A Healthy Break: What I Learned in a Year
It was the end of my freshman year at a high school in Beijing. At the time, I had come out of the school year with a daily dose of art under my sleeve. Art class, art extracurricular, and outside tutoring offered me a continuous stream of art activities to participate in.
Whether it was researching about artists, painting a still life, or creating graphics for a school club, I was fully immersed in art in Beijing. Art was my specialty, and I was known amongst my peers for my art. I even ate lunch in the art classroom.
When I was accepted to a boarding school in Massachusetts, I was determined to reinvent myself. Moving to the other side of the world, I wanted to throw away my old self and find new passions.
I didn’t want to be tied down by my passion for art, maybe I had grasped onto art too early.

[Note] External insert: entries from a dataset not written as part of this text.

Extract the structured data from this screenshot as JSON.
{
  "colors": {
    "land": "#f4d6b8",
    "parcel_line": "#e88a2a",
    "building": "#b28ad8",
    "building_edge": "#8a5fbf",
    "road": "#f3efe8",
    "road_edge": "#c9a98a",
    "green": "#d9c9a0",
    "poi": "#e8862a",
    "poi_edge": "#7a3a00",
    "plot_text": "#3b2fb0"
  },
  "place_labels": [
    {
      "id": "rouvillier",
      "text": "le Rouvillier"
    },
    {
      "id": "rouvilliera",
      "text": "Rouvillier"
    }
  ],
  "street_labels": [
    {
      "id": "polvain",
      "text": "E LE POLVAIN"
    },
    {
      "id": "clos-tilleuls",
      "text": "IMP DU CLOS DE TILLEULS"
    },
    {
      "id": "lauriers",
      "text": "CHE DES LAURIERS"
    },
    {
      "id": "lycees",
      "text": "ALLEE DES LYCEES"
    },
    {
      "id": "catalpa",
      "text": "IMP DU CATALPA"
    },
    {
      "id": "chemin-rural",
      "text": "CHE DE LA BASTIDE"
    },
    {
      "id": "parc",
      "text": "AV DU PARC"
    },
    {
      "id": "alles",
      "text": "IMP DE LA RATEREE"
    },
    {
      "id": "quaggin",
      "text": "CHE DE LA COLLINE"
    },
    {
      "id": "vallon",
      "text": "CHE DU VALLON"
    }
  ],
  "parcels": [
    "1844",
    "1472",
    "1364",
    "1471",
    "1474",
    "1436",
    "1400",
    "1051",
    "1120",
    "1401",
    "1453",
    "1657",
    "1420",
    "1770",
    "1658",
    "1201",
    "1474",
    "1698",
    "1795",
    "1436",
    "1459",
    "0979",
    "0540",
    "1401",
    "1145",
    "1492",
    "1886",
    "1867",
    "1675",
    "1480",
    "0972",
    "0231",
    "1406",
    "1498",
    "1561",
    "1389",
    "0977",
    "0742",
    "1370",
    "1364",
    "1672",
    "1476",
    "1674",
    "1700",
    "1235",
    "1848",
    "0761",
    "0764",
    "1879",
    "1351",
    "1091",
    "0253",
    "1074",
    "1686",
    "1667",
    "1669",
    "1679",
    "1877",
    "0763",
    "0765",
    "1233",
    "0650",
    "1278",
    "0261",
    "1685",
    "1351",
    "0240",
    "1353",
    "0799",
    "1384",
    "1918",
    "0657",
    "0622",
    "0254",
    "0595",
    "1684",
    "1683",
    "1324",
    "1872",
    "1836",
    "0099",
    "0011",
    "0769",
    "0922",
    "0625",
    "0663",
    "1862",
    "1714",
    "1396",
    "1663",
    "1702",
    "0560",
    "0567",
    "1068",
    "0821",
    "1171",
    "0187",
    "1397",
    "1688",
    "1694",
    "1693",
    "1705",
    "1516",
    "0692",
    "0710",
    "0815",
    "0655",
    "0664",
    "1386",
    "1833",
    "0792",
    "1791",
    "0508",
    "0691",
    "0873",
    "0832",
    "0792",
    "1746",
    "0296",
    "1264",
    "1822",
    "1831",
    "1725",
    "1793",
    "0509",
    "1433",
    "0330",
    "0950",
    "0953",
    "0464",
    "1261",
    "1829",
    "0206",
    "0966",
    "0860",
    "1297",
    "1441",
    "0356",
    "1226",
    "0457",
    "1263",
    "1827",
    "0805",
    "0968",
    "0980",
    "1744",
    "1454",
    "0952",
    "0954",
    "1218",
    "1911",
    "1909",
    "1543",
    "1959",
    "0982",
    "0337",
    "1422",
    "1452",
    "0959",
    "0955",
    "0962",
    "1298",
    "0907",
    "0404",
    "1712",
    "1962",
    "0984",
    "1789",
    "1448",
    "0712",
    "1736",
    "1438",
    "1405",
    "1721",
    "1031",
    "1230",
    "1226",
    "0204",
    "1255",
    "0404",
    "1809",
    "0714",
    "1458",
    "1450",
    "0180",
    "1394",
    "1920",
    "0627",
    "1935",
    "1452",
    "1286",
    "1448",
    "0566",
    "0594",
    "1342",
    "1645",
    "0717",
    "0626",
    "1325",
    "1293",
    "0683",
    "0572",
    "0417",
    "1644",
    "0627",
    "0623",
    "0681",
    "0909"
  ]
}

As I perused my new school’s website and the admissions video, I couldn’t wait to learn more about the “ideal boarding school student.” I came across sports like lacrosse and squash, and clubs that I’ve never heard of before. Extracurriculars such as Young Republicans, Classics Club were part of the quintessential New England student profile. What I didn’t see was visual arts. Call it a teenage crisis, but the complete lack of art classes led me to conclude that I wouldn’t touch art for a year. I wanted to have a year to explore other interests, and see if separation would make the heart grow fonder.
My time away from art felt like a breath of fresh air. Having no artistic commitments felt almost liberating. For three months, art didn’t even cross my mind. I played soccer, started becoming interested in biology, and spent my free time making new friends in an entirely new environment.
However, I found myself doodling incessantly in class, as if the art was starting to spill out of me. It was difficult getting grounded in a new school, and I gravitated towards the familiarity of my passion. When I started to look at art accounts on Instagram, and passed by our school’s art classroom, I wanted to shout: “Hey! I draw too!”
After a year away from art, I knew for sure that separation from art solidified my passion even further. I saw that art was where I felt most comfortable and where I belonged.
If I didn’t take a break from art, I wouldn’t have appreciated me passion. Previously, I worried that I was missing out on opportunities to improve my artistic skills. During that first year of boarding school, my art became this itch I couldn’t scratch, and a thought that I could not shake. Art was where I belonged, and it’s where I will stay. Now, I do as much art as I possibly can, anywhere that I can.
Don’t be afraid to temporarily leave your art. A break can bring you clarity, new ideas, and a sense of belonging. If art is really your passion, you’ll know when you take a step away.